Par Dr Mondher Letaief, représentant par intérim de l’Organisation Mondiale de la Santé (OMS) au Maroc
Bien que la résistance aux antimicrobiens soit un phénomène qui survient naturellement au fil du temps par des changements génétiques chez les bactéries, virus, champignons et parasites ; son accélération et sa propagation sont fortement accélérées par les activités humaines. Il s’agit en particulier de la mauvaise utilisation et la surutilisation des antimicrobiens (antibiotiques, antiviraux, antifongiques, antiparasitaires) chez l’homme, l’animal et dans l’agriculture. Cet usage abusif favorise l’apparition de souches résistantes, rendant les infections plus difficiles à traiter et augmentent le risque de complications graves, voire de décès.

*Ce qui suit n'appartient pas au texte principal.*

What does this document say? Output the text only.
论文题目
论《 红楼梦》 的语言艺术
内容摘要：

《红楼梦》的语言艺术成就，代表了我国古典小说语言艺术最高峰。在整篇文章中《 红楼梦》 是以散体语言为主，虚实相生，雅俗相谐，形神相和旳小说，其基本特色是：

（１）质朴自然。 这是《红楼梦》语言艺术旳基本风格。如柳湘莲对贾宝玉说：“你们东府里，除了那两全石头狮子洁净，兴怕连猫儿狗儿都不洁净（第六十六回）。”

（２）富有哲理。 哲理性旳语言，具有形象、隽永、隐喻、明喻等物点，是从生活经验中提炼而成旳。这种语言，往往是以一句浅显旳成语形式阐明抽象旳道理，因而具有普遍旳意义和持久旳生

On trouve des organismes résistants aux antimicrobiens chez l’être humain, l’animal, dans les aliments, les plantes et l’environnement (eau, sol et air). Ils peuvent se transmettre d’une personne à l’autre, de l’homme à l’animal et vice versa, et via la chaine alimentaire, notamment à partir d’aliments d’origine animale. La RAM entraine de lourdes conséquences : des séjours hospitaliers prolongés, des coûts médicaux plus élevés, des handicaps permanents et même la mort. La RAM nuit déjà à notre santé, à nos systèmes alimentaires, à notre environnement et à nos économies. Ce n’est pas un défi futur : nous sommes face à un fléau qui se produit maintenant.
En 2021, ce phénomène a été associé à près de 5 millions de décès, dont 1,14 million de décès directement causés par la RAM. A cette cadence, la résistance aux antimicrobiens pourrait coûter la vie à 39 millions de personnes d’ici à 2050. Selon l’OMS, en 2023, une infection bactérienne sur 6 était résistante aux traitements antibiotiques. La situation est plus préoccupante dans la région de la Méditerranée Orientale, dont fait partie le Maroc, où une infection sur 3 est résistante aux antimicrobiens.
Les infections résistantes aux médicaments augmentent, mais la sensibilisation, les investissements et les actions restent insuffisants. La RAM fragilise nos systèmes de santé, nos économies et nos écosystèmes. Mais il est encore possible de ralentir la résistance aux antimicrobiens si nous agissons ensemble pour préserver l’efficacité des médicaments antimicrobiens et sauver des vies.
Face à cette menace croissante, une mobilisation globale s’impose, impliquant l’ensemble des parties prenantes intervenant tout au long du cycle de vie des antibiotiques, dans le but de préserver la santé des populations. Cette lutte repose sur l’approche « Une seule santé/One Health », qui reconnaît que la santé des êtres humains, des animaux et de l’environnement sont étroitement liées et appelle à une action coordonnée et multisectorielle.
La lutte contre la RAM appelle à une action mondiale et intégrée. L’OMS a développé plusieurs outils pour soutenir les pays, y compris des plans d’action, des guides et des outils d’évaluation destinés aux institutions médicales. En 2001, l’OMS a élaboré une Stratégie mondiale pour la maîtrise de la résistance aux antimicrobiens qui proposait un cadre d’interventions visant à ralentir l’émergence de la résistance aux antimicrobiens et à limiter sa propagation. En mai 2015, la Soixante-Huitième Assemblée mondiale de la Santé a adopté un plan d’action mondial pour combattre le problème grandissant de la résistance aux antibiotiques et aux autres médicaments antimicrobiens.
Au Maroc, la lutte contre la RAM a été inscrite parmi les priorités nationales à travers l’élaboration et la mise en œuvre d’un Plan stratégique national de prévention et de contrôle de la résistance aux antimicrobiens. Un comité interministériel a également été créé, composé des représentant.e.s des directions techniques des ministères en charge de la santé, de l’agriculture et de l’environnement. Mais les efforts doivent se poursuivre, de manière concertée et selon une approche intégrée.
La lutte contre la résistance aux antimicrobiens est l’affaire de tou.te.s. Les gouvernements, les professionnel.le.s de la santé, les pharmacien.ne.s, les agriculteurs, les industriels, les agriculteurs et les individus... nous avons tous un rôle à jouer pour limiter la propagation de ce fléau. La sensibilisation du grand public, la formation des professionnel.le.s de santé et des agriculteurs, et les investissements en santé sont des actions essentielles pour préserver l’efficacité des antimicrobiens et garantir un avenir plus sûr et la santé pour tous.